Jettisoning Bilateralism: Is India Ready for a Madrid Conference?

29 Jun, 1999    ·   215

Sushil J. Aaron perceives that if a combination of American pressure on Pakistan and India’s offensive ends the hostilities in Kargil, the Western powers can be expected to push for an internationally mediated conference on the lines of the 1991 Arab-Israeli Madrid Conference that led to the Oslo Accords


Indian diplomacy has been having an unexpected run of successes. Its foreign policy establishment is very pleased that the US, G-8 countries, Germany and the United Kingdom have separately supported India’s case on Kargil and accepted the violation of the Line of Control (LoC). President Clinton’s demarche on  Pakistan to withdraw from the Indian side of the LoC has inspired unnamed MEA officials to adjudge a “paradigm shift” having occurred in US policy towards India .

 

 

But India ’s diplomatic conduct regarding developments in Kargil exhibits an extraordinary paradox. Its eagerness to solicit international support against Pakistan , despite its avowed disinclination to draw the world community into resolving the Kashmir dispute, contradicts its declared policy of seeking only a “bilateral solution” to the conflict.
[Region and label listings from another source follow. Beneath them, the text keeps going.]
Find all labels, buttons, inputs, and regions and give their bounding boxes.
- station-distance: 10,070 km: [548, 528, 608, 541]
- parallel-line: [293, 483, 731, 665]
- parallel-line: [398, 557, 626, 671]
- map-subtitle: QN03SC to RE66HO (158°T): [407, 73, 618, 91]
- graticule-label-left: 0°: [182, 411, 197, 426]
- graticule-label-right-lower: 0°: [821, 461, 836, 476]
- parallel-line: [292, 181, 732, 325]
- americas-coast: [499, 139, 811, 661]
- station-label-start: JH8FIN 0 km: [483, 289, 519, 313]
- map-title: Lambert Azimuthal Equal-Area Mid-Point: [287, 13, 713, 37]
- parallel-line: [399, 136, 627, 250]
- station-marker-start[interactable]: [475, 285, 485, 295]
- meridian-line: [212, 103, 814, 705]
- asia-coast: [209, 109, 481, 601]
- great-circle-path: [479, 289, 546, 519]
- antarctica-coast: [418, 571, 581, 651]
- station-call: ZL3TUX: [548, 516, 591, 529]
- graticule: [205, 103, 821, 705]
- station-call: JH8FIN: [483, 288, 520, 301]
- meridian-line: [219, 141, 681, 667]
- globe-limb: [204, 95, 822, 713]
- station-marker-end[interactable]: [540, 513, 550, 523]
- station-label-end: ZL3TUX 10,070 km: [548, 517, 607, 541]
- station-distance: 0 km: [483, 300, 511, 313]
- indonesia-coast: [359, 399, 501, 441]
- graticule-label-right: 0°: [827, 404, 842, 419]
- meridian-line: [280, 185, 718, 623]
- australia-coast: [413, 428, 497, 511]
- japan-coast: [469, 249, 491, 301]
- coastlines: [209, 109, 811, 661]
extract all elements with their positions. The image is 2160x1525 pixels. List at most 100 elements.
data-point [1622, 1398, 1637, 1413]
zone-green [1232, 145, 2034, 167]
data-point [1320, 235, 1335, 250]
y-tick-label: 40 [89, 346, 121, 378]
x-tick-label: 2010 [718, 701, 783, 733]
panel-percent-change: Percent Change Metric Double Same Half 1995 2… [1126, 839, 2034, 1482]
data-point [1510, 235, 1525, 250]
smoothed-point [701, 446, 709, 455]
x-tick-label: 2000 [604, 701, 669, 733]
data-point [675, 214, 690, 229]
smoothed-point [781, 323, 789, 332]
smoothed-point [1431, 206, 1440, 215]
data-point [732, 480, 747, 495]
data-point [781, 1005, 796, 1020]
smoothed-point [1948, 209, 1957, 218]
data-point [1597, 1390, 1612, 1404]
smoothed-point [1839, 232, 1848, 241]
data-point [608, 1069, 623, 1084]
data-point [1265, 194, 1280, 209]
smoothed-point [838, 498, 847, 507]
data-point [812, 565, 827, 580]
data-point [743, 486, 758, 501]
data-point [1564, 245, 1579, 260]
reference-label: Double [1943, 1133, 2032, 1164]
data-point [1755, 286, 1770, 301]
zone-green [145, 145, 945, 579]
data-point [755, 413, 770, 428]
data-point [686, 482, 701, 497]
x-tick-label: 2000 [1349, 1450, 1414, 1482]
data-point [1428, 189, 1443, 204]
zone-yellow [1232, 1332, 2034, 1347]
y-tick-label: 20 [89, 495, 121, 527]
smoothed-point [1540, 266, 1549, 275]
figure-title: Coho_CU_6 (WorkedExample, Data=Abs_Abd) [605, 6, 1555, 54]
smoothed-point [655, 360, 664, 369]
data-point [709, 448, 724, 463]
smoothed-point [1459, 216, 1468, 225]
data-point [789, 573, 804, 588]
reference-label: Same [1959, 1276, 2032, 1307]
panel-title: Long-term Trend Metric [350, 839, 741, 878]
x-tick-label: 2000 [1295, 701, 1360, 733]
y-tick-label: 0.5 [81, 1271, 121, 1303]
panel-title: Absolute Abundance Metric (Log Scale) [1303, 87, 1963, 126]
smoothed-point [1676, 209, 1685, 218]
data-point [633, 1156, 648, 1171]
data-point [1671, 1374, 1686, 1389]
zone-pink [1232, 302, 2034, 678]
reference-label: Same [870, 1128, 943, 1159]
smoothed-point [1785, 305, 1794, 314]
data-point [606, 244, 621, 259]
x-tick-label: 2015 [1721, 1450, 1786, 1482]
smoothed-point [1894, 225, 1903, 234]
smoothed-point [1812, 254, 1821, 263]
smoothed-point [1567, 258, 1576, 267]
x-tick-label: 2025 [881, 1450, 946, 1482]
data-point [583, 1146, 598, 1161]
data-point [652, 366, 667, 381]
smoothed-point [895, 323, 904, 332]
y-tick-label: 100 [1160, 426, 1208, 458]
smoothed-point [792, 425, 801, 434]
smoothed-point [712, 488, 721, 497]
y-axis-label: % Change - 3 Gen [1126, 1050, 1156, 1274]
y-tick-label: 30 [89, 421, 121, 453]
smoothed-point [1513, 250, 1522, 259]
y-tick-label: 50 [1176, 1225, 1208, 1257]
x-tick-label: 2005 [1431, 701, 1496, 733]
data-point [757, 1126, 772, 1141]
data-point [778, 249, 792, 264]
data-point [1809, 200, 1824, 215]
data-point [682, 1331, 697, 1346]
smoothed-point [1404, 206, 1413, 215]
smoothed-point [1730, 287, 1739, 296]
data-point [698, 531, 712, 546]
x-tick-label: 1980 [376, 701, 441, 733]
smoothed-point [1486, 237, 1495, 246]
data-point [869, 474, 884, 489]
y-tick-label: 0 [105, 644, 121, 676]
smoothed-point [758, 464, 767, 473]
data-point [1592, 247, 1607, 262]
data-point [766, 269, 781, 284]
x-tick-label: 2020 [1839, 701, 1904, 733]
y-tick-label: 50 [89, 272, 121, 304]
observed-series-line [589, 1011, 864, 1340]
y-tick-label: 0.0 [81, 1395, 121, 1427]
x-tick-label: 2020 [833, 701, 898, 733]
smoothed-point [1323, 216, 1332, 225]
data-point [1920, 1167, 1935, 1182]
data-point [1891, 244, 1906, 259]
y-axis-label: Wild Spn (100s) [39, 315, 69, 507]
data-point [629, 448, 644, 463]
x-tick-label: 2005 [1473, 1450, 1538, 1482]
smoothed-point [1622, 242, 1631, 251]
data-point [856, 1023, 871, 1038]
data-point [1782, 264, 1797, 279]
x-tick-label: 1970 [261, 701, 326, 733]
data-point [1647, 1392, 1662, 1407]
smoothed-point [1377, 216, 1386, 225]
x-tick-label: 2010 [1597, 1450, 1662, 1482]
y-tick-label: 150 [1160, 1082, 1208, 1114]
Rushing Principal Secretary Brajesh Mishra to Paris to hand over a letter to President Clinton and GOI's palpable relief that China has remained neutral on the Kargil imbroglio seriously questions India's  fetish of  bilateralism to symbolize its sovereignty.

 

 

India 's lobbying for Western support against Pakistan mirror-images  Pakistan 's attempts to project India as the usurper of Kashmir . India has always been sensitive to developments that question its statist mythology and its interests in maintaining the status quo in Kashmir . Irrespective of the fora chosen to exert diplomatic pressure on Pakistan , India has contributed thereby, inadvertently perhaps, to internationalizing  the Kashmir issue by clamoring  for recognition that it is the  victim of aggression by Pakistan . Besides, the phrase “key interlocutors” in Prime Minister Vajpayee’s speech on the CTBT in the UN refers to mediators for all practical purposes.

 

 

When push comes to shove, India has easily abandoned its bilateralism pretensions in the past, and accepted international mediation. Apart from the obvious example of Tashkent in 1965, India accepted World Bank mediation in 1954 on the Indus Waters dispute at America ’s behest, which culminated in the inestimable Indus Waters Treaty in 1960.

 

 

India ’s bilateralist impulse was born out of an awareness of its cultural uniqueness, loosely formed aspirations of exercising hegemony over the subcontinent, plus the need to fudge its evident failures on the socio-economic front. Bilateralism has become questionable, however, if not irrelevant, in the post Cold War, inter-dependent world as the Kargil episode has revealed.

 

 

Shekhar Gupta has pointed out in The Indian Express that India can scarcely hope to go offline after having logged on for international support. The military campaign is likely to continue for some months and so will international media attention. Questions concerning India ’s human rights record in Kashmir and offers to mediate are bound to increase. India cannot get incensed at the very mention of the "K" word as happened when Nelson Mandela merely spoke of the need to settle the conflict at the NAM summit last September.

 

 

Which brings us to the end game unfolding in Kargil. It is still unclear whether India will succeed in evicting the infiltrators before winter sets in The political directive not to cross the LoC and the concomitant expectation that lost territory must be recaptured in 3 months has hemmed the armed forces in. If a combination of American pressure on Pakistan and India ’s offensive ends the hostilities in Kargil, the Western powers can be expected to push for an internationally mediated conference on the lines of the 1991 Arab-Israeli Madrid Conference that led to the Oslo Accords.

 

 

A comparison of the sub-continental conflict with the Israeli-Palestinian imbroglio is possible. The difference in scale and setting is apparent; but the adversaries in both cases have a common history of cultural differences and implacable tensions and diplomatic distrust. Foreign Ministers Jaswant Singh and Sartaj Aziz barely made eye contact when they met recently in Delhi . They can scarcely be expected to do a photo-op when they meet again.

 

 

Incidentally, substantive talks towards resolving the Israeli-Palestinian conflict began in Madrid through the mediation of the US and Norway . They were initiated in the aftermath of the Gulf War when the US could extract a diplomatic price from Israel for shielding it from Iraqi Scuds.

 

 

India and Pakistan might, likewise, be persuaded to meet by “key interlocutors” like the US or the U.N.  India could similarly be persuaded by the US to come to the negotiating table after ensuring a Pakistani withdrawal to its side of the LoC. India should be prepared for this eventuality, since the internationalization of the Kashmir issue has already occurred.